Different criteria for legitimacy may emerge at each stage of the engagement process, and may at times conflict. This means that broad legitimacy requires clear, shared goals for public engagement and clear roles for various participants.

Representation

Considering whose voices are informing decision-making, and making sure that these voices reflect a wider population. This includes actively considering whose voices should inform decision processes, creating opportunities for engagement, and supporting the capacity of groups and individuals to participate.

Representation has important implications for democratic legitimacy: think of the phrase ‘nothing about us, without us’ used by patient advocacy groups. Representation is often contested in an engagement activity. Organizers and participants may have different ideas about which interests or communities should be represented, and who is qualified to act as a representative. There may be questions about whether representation is linked to a meaningful opportunity to contribute or influence the decision. There may also be concerns about representatives becoming ‘coopted’ through ongoing participation in an institutionalized engagement process.
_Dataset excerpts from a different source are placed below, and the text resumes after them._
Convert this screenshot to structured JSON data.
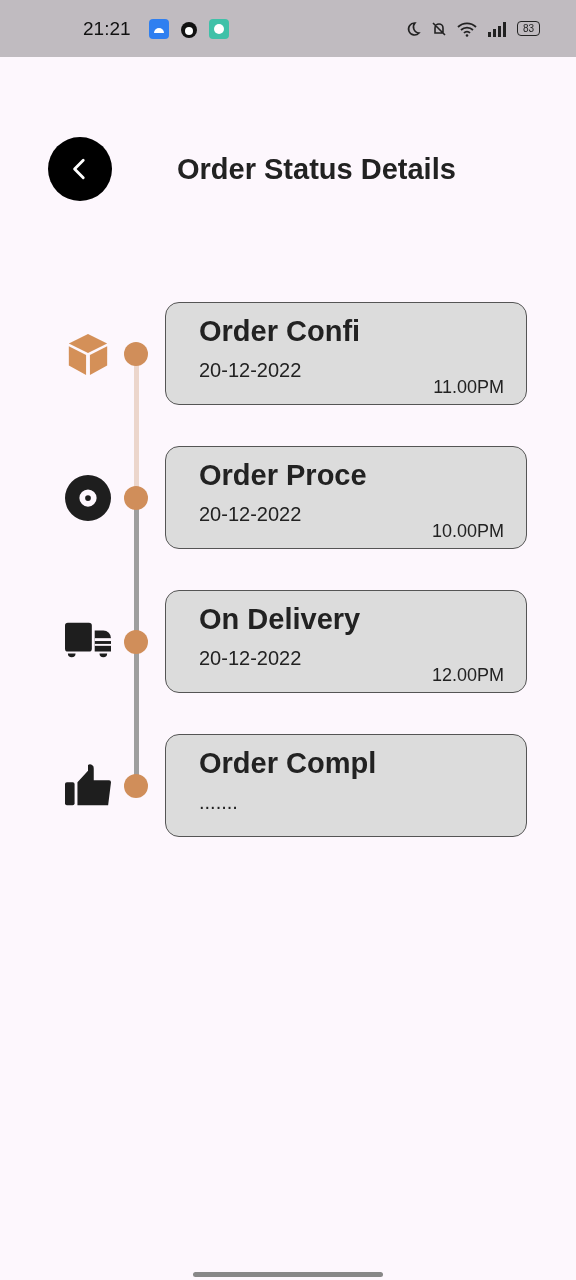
{
  "status_bar": {
    "time": "21:21",
    "battery": "83"
  },
  "header": {
    "title": "Order Status Details"
  },
  "steps": [
    {
      "kind": "box",
      "title": "Order Confi",
      "date": "20-12-2022",
      "time": "11.00PM",
      "active": true
    },
    {
      "kind": "disc",
      "title": "Order Proce",
      "date": "20-12-2022",
      "time": "10.00PM",
      "active": false
    },
    {
      "kind": "truck",
      "title": "On Delivery",
      "date": "20-12-2022",
      "time": "12.00PM",
      "active": false
    },
    {
      "kind": "thumb",
      "title": "Order Compl",
      "date": ".......",
      "active": false
    }
  ]
}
“Including” some patients, caregivers, or members of the public does not necessarily guarantee a process that is representative of all affected interests or different identities and perspectives in a group. The relationship between representation and legitimacy depends on who is assessing that legitimacy. For our purposes, representation is a thin concept of how citizens and patients may show up in health policy advising and decision-making, while inclusion, equity and justice signals a thick concept that asks analysts to go beyond merely describing who is at the table.

Inclusion, equity and justice

Terms that refer to fairness, impartiality and the welcoming of people with a range of identities, social locations and ideas. Prioritizing inclusion, equity and justice goes beyond tolerating these differences. It means proactively creating the conditions that allow all people to thrive and contribute in positive and mutually beneficial ways. This includes acknowledging the historical and systemic forces that underpin various forms of social, political and economic exclusion. It also includes recognizing that some marginalized individuals and groups need focused attention and increased investment to achieve equitable outcomes. Justice in this context relates to the equitable distribution of rights, resources and opportunities for all groups in society.

Given that power dynamics play a central role in public engagement efforts (e.g. who has power and who wants power), there are critical questions about how to design participatory structures and engagement activities to ensure that people affected by policy decisions have the opportunity to meaningfully engage and contribute. This is a particularly important and complex issue for people who have been systematically disadvantaged by the health system. They often have the most acute health-related needs, but also face the highest barriers to participation in health policy.

Policy Learning

The updating of beliefs based on experiences, analysis or interactions – when applied in policy making. This may be at the micro-level – learning between individuals, the meso-level – for example, at the organization – or at the macro-level, across different government units. Learning can be between individuals (such as individuals negotiating with key decision-makers), or between governments (such as policy transfer, or a jurisdiction applies lessons learned from policy decisions made in another jurisdiction). Co-creation processes – where citizens co-design public services, along with policymakers – is an example of policy learning.

Policy Responsiveness

How government action responds to the preferences of citizens, and to the processes of public engagement. This is connected to the concept of representative government – policy-making that is unresponsive to public preferences may indicate a weak representative government. Many factors affect policy responsiveness, including issue salience (whether the general public view the topic as important) and the involvement of interest groups in the policy process.